O arguido não tem antecedentes criminais. O serviço de liberdade condicional é conhecido pelo serviço devido a um diagnóstico no processo de detenção que revelou que ele tinha dificuldades em relação ao seu comportamento abusivo sexual e às suas características enganosas. Segundo ele, cometeu os atos com o objetivo de obter um lucro fácil e rápido como forma de ajudar a mãe. O arguido adotou uma postura inocente, segundo a qual não viu o conteúdo, apenas o distribuiu depois de o copiar de outros sites e não compreender a gravidade das suas ações.
O serviço de liberdade condicional ficou impressionado com o distanciamento emocional, a autoconcentração, possivelmente devido à falta de satisfação das suas necessidades emocionais na infância. Foi também dado a impressão de que ele tinha dificuldade em compreender a impropriedade das suas ações e que mantinha posições problemáticas relativamente à objetificação e exploração do outro, de acordo com as suas necessidades. Foi ainda descrito que o arguido é caracterizado por traços de personalidade enganadores, mecanismos de defesa rígidos e relutância em participar no tratamento.

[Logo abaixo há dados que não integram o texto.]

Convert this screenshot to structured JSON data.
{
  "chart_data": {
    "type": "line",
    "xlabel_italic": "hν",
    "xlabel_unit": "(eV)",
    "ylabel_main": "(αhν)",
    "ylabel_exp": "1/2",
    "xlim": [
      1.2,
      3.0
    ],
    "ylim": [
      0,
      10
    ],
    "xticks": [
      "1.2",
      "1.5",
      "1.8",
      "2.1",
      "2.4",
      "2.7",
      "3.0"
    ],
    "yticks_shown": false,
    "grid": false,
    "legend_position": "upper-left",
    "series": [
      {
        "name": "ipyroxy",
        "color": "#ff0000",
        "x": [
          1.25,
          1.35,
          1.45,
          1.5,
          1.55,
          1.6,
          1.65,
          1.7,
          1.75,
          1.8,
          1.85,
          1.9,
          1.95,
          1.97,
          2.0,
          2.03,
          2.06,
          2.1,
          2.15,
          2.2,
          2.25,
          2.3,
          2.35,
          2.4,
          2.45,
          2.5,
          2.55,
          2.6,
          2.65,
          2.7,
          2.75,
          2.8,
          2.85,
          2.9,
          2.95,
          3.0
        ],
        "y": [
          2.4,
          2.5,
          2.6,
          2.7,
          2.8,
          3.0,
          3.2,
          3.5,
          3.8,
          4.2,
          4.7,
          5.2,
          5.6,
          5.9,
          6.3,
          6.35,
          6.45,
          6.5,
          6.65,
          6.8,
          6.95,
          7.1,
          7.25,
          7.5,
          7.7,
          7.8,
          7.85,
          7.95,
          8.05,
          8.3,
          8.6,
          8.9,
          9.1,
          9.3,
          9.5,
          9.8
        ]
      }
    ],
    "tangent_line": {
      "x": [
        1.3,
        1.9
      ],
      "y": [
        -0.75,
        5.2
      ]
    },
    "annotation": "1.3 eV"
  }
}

Em abril de 2024, houve um alívio nas suas convulsões e foi recomendado que fosse colocado sob uma ordem de supervisão, na qual participou num grupo semanal dedicado a detentores domiciliários acusados de crimes sexuais até novembro de 2024. Foi noticiado que o arguido cooperou plenamente e examinou criticamente as suas dificuldades. O Serviço de Liberdade Condicional tinha a impressão de que o processo legal era um impedimento e recomendou que as condições de detenção fossem aliviadas até serem completamente abolidas.
A 12 de janeiro de 2025, o arguido foi integrado num grupo terapêutico designado na área dos crimes sexuais, encontra-se numa fase inicial de tratamento que durou cerca de um ano e meio, e é evidente que tem dificuldade em reconhecer os motivos sexuais das suas ações, mas consegue reconhecer os padrões criminais que as sustentam.